Alabama won the NCAA Football National Championship Monday night. The success was expected as the Crimson Tide, led by head coach Nick Saban, have now won six national titles over the past 12 years.
Saban is making a habit of hoisting national championship trophies skyward. With Monday’s 52-24 victory over Ohio State, he equaled the total of national titles won by Bear Bryant, the revered University of Alabama football coach. Add Saban’s 2003 title at LSU which he left after the following season to try his hand in the NFL, and no coach in major college football has won more. It should be noted that it took Bryant 25 years to win his six titles at Alabama.
One reason Saban has maintained success over a decade now is his ability to adapt to the times. In his younger days, Saban was all about defense. Alabama now possesses the most prolific offense in the country. In fact, Saban’s air power was so daunting that an Alabama wide receiver, DeVonta Smith, this month became the first wide receiver in nearly three decades to win the Heisman Trophy.
I can not think of a reason why Saban’s title count will come to an end any time soon. He is under contract at Alabama for another five seasons. History tells us that will equate to a couple more championships.
The accumulation of titles has led to talk of how Alabama’s domination of college football is harming the game. How only the Crimson Tide and a few other schools are the lone programs that have a chance to win a national title.

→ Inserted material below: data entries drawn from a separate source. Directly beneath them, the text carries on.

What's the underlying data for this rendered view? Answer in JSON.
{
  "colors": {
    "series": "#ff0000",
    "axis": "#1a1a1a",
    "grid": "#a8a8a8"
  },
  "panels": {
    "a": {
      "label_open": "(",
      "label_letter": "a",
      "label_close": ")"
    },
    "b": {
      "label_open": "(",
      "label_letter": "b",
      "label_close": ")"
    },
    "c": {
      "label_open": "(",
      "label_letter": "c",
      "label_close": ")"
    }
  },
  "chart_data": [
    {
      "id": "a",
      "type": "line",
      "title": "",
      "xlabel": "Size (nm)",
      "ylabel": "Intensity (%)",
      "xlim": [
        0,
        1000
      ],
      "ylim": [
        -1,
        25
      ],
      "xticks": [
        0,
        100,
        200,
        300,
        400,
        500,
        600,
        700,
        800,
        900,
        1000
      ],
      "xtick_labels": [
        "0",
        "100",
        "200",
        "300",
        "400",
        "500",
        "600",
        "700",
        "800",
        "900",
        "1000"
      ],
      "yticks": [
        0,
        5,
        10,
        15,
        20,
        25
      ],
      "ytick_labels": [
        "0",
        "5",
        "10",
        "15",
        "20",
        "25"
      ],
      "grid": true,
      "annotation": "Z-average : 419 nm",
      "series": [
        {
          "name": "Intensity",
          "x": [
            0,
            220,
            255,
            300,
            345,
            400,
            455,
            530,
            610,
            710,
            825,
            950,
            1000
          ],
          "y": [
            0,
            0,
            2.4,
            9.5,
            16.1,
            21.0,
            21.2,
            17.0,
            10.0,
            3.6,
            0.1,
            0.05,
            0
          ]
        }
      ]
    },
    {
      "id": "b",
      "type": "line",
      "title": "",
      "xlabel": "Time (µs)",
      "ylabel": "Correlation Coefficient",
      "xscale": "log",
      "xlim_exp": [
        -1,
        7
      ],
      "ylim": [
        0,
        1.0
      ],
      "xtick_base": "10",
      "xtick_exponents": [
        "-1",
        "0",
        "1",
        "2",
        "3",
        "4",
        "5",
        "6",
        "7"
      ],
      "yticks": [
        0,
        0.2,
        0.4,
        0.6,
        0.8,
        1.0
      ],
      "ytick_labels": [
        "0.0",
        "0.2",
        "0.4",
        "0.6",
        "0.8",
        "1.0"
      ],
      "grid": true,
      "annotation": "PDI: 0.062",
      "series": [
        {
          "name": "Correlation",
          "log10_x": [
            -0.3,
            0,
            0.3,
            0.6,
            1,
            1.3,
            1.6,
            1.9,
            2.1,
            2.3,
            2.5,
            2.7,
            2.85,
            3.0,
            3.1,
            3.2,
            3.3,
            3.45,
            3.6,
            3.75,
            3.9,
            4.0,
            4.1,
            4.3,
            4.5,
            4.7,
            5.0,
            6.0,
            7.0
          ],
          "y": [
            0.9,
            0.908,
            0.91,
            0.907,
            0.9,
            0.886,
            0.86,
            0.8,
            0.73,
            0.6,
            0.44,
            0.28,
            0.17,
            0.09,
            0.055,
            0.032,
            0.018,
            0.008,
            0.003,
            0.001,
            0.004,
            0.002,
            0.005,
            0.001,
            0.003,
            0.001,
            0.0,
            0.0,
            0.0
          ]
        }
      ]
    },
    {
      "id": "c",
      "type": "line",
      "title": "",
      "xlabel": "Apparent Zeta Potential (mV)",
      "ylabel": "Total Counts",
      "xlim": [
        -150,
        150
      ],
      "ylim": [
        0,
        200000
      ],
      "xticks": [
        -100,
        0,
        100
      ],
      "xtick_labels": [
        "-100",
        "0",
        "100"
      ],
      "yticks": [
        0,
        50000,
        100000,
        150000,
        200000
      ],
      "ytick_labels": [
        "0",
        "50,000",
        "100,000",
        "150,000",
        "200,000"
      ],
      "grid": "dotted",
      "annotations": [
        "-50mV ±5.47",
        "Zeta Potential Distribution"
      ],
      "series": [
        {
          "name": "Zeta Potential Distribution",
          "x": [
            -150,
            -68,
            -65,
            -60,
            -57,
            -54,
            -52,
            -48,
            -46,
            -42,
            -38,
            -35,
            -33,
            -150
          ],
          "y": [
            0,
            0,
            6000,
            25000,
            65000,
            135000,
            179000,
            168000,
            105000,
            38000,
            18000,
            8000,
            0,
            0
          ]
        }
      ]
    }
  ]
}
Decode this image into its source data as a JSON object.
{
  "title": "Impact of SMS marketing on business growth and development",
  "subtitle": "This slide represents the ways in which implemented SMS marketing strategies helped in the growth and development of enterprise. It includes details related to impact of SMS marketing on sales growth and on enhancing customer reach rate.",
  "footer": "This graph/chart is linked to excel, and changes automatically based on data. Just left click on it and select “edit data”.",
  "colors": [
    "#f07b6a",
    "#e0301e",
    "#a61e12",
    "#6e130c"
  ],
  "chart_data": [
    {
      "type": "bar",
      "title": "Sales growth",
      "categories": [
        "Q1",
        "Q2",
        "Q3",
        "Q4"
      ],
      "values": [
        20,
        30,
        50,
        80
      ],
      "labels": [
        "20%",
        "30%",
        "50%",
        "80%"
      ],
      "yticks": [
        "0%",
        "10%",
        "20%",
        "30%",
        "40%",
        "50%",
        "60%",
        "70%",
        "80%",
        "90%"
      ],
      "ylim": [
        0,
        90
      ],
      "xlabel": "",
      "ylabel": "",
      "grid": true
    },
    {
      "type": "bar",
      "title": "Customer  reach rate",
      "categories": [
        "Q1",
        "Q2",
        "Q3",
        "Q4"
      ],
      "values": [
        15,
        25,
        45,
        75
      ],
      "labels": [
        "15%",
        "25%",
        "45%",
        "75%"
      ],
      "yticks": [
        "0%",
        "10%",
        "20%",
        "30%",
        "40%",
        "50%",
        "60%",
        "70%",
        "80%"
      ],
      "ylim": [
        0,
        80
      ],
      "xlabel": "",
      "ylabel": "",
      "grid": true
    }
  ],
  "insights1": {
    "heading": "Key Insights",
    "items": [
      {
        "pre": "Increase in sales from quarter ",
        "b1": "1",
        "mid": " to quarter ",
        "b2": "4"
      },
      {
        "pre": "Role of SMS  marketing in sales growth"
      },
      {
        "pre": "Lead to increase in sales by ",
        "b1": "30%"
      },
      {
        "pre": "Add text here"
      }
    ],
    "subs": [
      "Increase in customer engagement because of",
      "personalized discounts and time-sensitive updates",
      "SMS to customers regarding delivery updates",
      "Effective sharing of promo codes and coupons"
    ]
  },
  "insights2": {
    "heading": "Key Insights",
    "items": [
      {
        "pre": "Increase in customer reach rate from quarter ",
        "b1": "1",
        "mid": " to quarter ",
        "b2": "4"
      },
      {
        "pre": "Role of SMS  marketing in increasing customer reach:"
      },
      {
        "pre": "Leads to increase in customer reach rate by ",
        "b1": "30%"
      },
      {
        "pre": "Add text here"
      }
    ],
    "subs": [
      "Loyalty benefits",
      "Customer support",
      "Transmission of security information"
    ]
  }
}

I am not sure what can be done to break up the stranglehold the likes of Alabama, Clemson, and Ohio State have on the game.
The NCAA could change recruiting rules in an effort to spread the talent around the country. Alabama, Clemson, and Ohio State annually get the best high school recruits. All three just reload on a yearly basis. College football could reduce team scholarship limits from 85 to 75. This would prevent elite programs from hoarding the best players, spreading the talent around more evenly.
Some think that increasing the playoff field from four to eight teams would make the higher ranked schools to win three games to capture a title. Doing this would also boost their exposure and appeal to recruits.
Of course, if Saban retired there could be titles out there for other coaches to win. But why would he do that. Saban is still winning titles and is scheduled to make more than $10 million this contract year. If he retired, there’s a good chance Alabama’s dynasty would level off after a few years.
I looked up the following. In its last season before Saban, Alabama finished 6-7. It was back in 2006, the end of a 10-year period in which a different team won at least a share of the national title every year, including Florida, Texas, Southern California, Oklahoma, Michigan, Ohio State and Tennessee.
Since 2006, it has all been Saban and Alabama it seems.